Mastering a new language is a valuable skill no matter your age, occupation, and location. Not only will it open up more doors, help expand your social circle, some studies even claim that it’s good for your brain health and may prevent dementia.
If you’re an adult, it’ll especially be challenging but no less rewarding. Many language tutors, advice columns, and websites would say that the best (some might say the only) way to be completely fluent in a foreign language is to live in the country that speaks and uses the language extensively.
Being able to comfortably use a few words or say complete sentences might not be so hard to do for dedicated language learners. However, if you’d like to absorb the language to the point of understanding the nuances and slangs, what better way to do so than completely surrounding yourself with it as much as possible?
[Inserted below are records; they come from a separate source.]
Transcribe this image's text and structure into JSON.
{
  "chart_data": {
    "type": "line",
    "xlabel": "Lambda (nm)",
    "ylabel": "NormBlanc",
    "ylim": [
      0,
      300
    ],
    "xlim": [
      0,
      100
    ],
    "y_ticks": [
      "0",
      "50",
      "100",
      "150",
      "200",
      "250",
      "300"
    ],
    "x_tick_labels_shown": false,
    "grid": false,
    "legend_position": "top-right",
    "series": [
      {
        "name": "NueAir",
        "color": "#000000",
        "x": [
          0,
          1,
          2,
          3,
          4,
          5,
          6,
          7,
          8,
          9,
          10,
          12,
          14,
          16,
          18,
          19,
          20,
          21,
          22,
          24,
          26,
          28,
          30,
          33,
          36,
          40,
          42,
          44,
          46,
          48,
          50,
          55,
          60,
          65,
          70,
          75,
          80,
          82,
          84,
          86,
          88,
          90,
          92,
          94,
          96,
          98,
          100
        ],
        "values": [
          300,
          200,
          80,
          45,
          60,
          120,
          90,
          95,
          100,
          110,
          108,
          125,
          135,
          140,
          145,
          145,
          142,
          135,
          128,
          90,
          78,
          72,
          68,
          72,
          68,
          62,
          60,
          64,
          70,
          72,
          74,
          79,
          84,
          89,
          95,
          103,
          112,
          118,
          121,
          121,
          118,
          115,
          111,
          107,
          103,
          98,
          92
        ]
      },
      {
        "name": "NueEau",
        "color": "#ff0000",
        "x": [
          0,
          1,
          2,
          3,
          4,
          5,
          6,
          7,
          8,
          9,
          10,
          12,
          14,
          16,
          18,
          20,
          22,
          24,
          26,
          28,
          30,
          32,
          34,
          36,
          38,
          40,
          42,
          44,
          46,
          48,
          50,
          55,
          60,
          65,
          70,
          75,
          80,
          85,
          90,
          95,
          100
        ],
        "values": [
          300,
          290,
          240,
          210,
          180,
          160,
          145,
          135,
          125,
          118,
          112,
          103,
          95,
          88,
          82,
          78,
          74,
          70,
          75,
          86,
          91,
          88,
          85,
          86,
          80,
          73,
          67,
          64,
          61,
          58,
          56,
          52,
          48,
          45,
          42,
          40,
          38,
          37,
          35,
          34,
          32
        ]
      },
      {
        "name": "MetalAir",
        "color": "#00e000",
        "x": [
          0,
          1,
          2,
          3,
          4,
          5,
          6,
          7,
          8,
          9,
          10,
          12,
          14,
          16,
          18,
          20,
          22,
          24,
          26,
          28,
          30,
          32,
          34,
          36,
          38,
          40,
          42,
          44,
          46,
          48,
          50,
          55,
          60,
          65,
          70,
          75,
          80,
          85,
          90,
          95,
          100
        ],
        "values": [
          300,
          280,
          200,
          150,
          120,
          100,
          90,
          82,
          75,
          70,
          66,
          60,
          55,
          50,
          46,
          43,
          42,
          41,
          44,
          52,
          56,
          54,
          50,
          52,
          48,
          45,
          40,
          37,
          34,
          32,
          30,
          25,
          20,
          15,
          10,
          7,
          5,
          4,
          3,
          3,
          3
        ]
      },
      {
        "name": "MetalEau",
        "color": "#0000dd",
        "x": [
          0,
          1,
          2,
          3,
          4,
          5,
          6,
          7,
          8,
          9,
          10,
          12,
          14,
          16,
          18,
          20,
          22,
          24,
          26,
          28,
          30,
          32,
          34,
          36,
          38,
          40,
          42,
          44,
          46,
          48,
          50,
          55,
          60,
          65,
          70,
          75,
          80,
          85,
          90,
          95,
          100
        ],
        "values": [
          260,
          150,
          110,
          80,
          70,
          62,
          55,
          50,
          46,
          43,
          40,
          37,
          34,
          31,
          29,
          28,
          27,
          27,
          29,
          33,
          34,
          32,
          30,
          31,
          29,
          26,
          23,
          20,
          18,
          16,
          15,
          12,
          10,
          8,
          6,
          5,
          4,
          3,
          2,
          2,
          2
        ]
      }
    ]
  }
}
When you live for a period of time in a new country, particularly if your own native language is not used widely or at all there, you essentially have to “force yourself” to hear, speak, read and possibly write the local language at all time. Besides, you will also be exposed to local views, habits, and quirks that shape the vocabularies; you’ll have a better understanding of the language elements and how meanings may change in different context.
That is not to say learning a language on your own elsewhere is absolutely pointless. If anything, dedication and motivation will still get you far and you may eventually be as fluent as a native speaker; it may just take a while to get there.
Here are some ways you can expedite your new language learning aside from packing your bag and browsing for cheap flights to move to a new country:
1. Surround Yourself With The Language
Yes, immersing yourself in the language is still the key here. This can include listening to music, watching movies or TV shows in the target language. Bonus: the wording and terms that the media uses will keep you updated on the culture.
2. Connect With Other Language Learners
It can be helpful to connect with other people who are also learning the language, whether through a language learning community or a study group. Aside from providing you partners to practice with, this can provide support, motivation, and a sense of camaraderie as you learn the language together.
3. Seek Out Native Speakers
Find expat communities that speak the language you’re trying to learn. Some of them may be willing to tutor you or agree to a kind of exchange: you teaching them your language while they teach you theirs.
When you engage native speakers to help you, you not only improve your pronunciation and vocabulary, you’ll also be able to ease into more a natural conversational pace.